Ho spulciato altre cose, ma i libri sono come le vivande: o piacciono, e ti divori anche il piatto, o non piacciono e assaggi solo per buona educazione, lasciando il cibo nella scodella con una scusa o con l’altra. Ho aperto diversi tomi, ma non hanno avuto la capacità di catturarmi: e questo già svaluta l’opera se ti costringe a una fatica di lettura insopportabile. A me è capitato anche con i romanzoni (che romanzi non sono) di Umberto Eco (tranne Il nome della rosa, un unicum straordinario). Ho fatto pure il voto a qualche santo per arrivare fino in fondo, ma il sonno – dico il sonno, amici miei, tanto avaro con me – giungeva repentino e pesante oltre la ventesima pagina. E anche qui, tornando al libro della Fallaci, nel capitolo su Pasolini, lo scomodo personaggio dice: «Gli italiani sono sempre padroni del sapere, anche quando sono ignoranti. Non c’è mai un attimo di timidezza, negli italiani, verso il sapere. Un tipo come Umberto Eco, ad esempio, conosce tutto lo scibile e te lo vomita in faccia con l’aria più indifferente: è come se tu ascoltassi un robot…». Infatti, i suoi stessi amatori (di Eco) ammettono sottovoce che i suoi romanzi (cosiddetti) non sono le sue cose migliori. Quando sembra allontanarsi dall’erudizione (sempre raffinatissima, intelligente al punto di lievitare in cultura – tranne che nei libri di narrativa, dove si sente la fatica del “raccontare” –, la ripropone sotto mentite spoglie. Io sono un lettore attento delle sue opere, e a fine primavera ho gustato, sempre di Umberto Eco, La memoria vegetale, e altri scritti di bibliofilia (ediz.
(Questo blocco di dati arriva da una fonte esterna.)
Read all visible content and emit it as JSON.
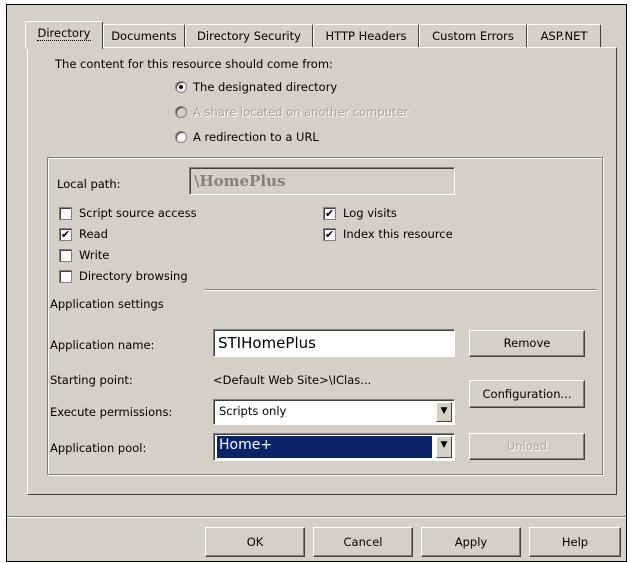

Rovello, Milano, 2007), appassionante cifrario di notizie e di pensieri che a un topo di biblioteca come il sottoscritto non sfugge facilmente. Ma l’intelligenza dei suoi saggi ed articoli gli danno il posto che merita.

Il mio elenco ragionato di letture finisce qui, perché in parte le ore sono state occupate da “riletture”, specie delle poesie di Vincenzo Cardarelli, di James Joyce e di Wallace Stevens (Mattino domenicale), nonché di Dante sul cui Paradiso sto conducendo una sinossi critica a conclusione della Commedia. Ma voglio annunciare ai pazienti lettori che presto aprirò la rubrica “Riletture”, iniziando con Sant’Agostino di Giovanni Papini, che ho finito di “studiare” con piacere e passione proprio in questi giorni: il grande e dimenticato Giovanni Papini!